In research laboratories, dimethylformamide functions as solvent for transition metal catalyzed reactions including Heck, Suzuki, and Stille couplings due to its high boiling point and ability to dissolve both organic and inorganic reagents. The compound serves as carbon monoxide source in organometallic chemistry through thermal decomposition, providing convenient CO delivery under mild conditions. Materials science applications include use as dispersion medium for carbon nanotubes, achieving stable suspensions at concentrations up to 0.5 mg/mL through sonication. Electrospinning processes employ DMF as solvent for polymer solutions including polyacrylonitrile, polyvinylidene fluoride, and polyurethane fibers. Metal-organic framework synthesis utilizes DMF as solvent and structure-directing agent in solvothermal reactions between metal salts and organic linkers. Analytical chemistry applications include use as NMR internal standard for quantitative measurements through addition of known quantities of deuterated DMF-d7. Emerging applications encompass use as electrolyte component in lithium-ion batteries and as reaction medium for electrochemical reduction processes.
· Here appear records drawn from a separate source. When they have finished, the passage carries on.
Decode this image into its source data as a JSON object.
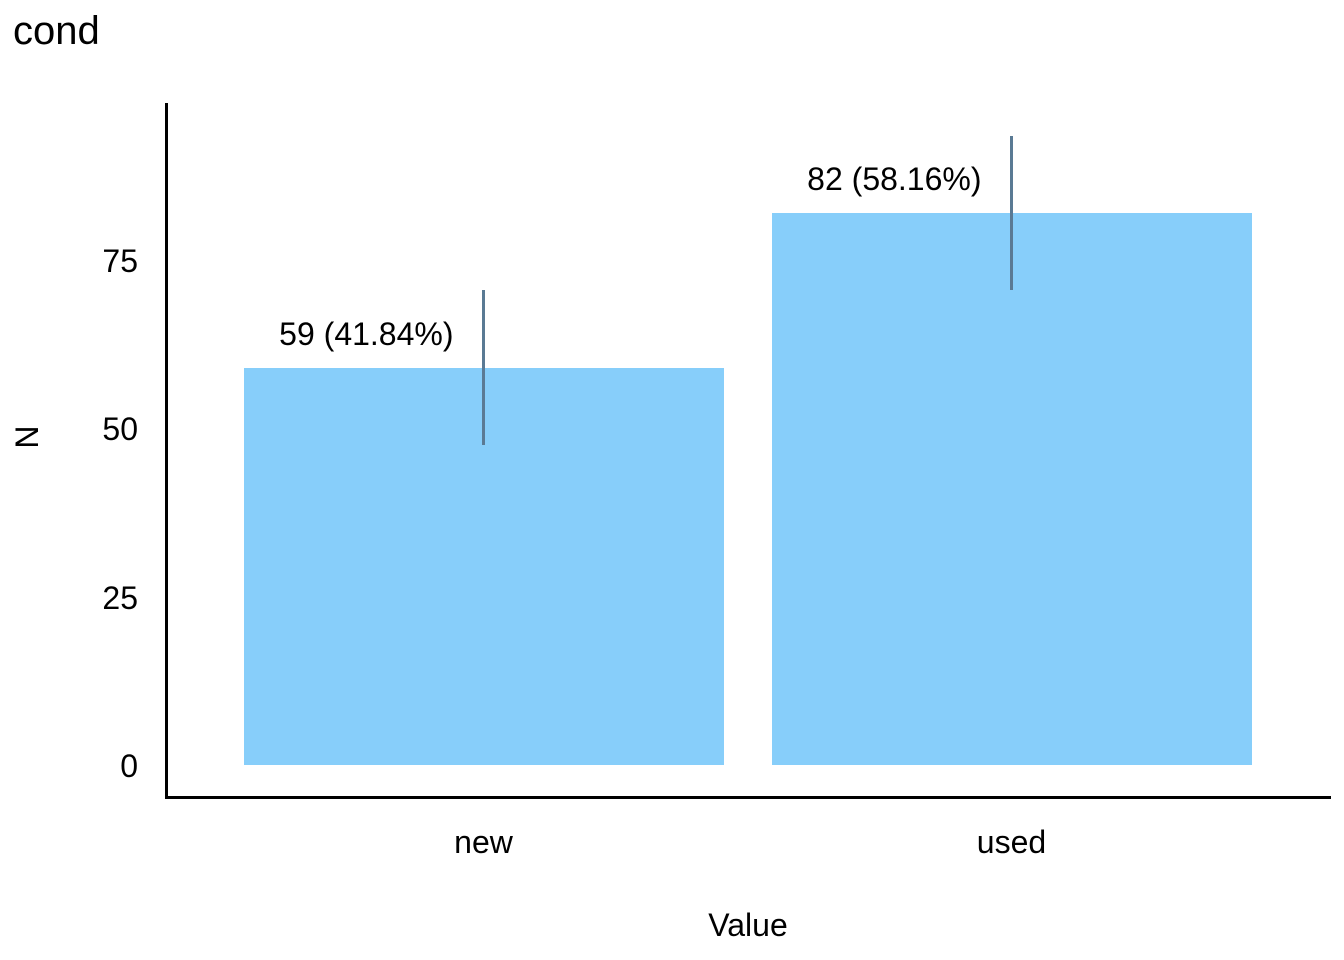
{
  "chart": {
    "title": "cond"
  },
  "chart_data": {
    "type": "bar",
    "title": "cond",
    "categories": [
      "new",
      "used"
    ],
    "values": [
      59,
      82
    ],
    "percentages": [
      41.84,
      58.16
    ],
    "bar_labels": [
      "59 (41.84%)",
      "82 (58.16%)"
    ],
    "error_bars": [
      {
        "lower": 47.5,
        "upper": 70.5
      },
      {
        "lower": 70.5,
        "upper": 93.5
      }
    ],
    "xlabel": "Value",
    "ylabel": "N",
    "yticks": [
      0,
      25,
      50,
      75
    ],
    "ytick_labels": [
      "0",
      "25",
      "50",
      "75"
    ],
    "ylim": [
      0,
      98.8
    ],
    "grid": false,
    "legend": false,
    "colors": {
      "bar_fill": "#87CEFA",
      "error_bar": "#5A7A94",
      "axis": "#000000",
      "text": "#000000"
    }
  }
}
Historical Development and Discovery

The initial synthesis of dimethylformamide dates to 1893 when French chemist Albert Verley described the distillation product from dimethylamine hydrochloride and potassium formate. Early characterization established the compound's physical properties including boiling point and solubility characteristics. Industrial production began in the 1950s with the development of continuous processes based on dimethylamine reaction with carbon monoxide under high pressure using sodium methoxide catalyst. The 1960s witnessed expanded applications in polymer chemistry, particularly for acrylic fiber production, driving increased manufacturing capacity. Structural studies throughout the 1960s-1970s elucidated the resonance-stabilized nature of the molecule and its fluxional behavior through variable-temperature NMR spectroscopy. Safety concerns emerged in the 1980s with recognition of hepatotoxicity and reproductive effects, leading to establishment of exposure limits and workplace safety protocols. Recent developments focus on green chemistry approaches including recycling methodologies and alternative solvent systems, though DMF remains irreplaceable for numerous applications due to its unique combination of properties.

Conclusion

N,N-Dimethylformamide represents a compound of exceptional utility in chemical science, combining favorable solvation properties, thermal stability, and synthetic versatility. The molecular structure exhibits fascinating electronic characteristics including resonance stabilization and fluxional behavior that continue to interest physical chemists. Industrial applications span polymer production, pharmaceutical manufacturing, and specialty chemical synthesis, underpinned by large-scale production exceeding 500,000 tons annually. Despite emerging concerns regarding toxicity and environmental impact, DMF remains indispensable for numerous chemical processes where alternative solvents fail to provide equivalent performance. Future research directions include development of recycling protocols to minimize waste, investigation of structure-activity relationships for toxicity reduction, and exploration of new applications in materials science and electrochemistry. The compound's unique combination of properties ensures its continued importance in chemical research and industrial practice for the foreseeable future.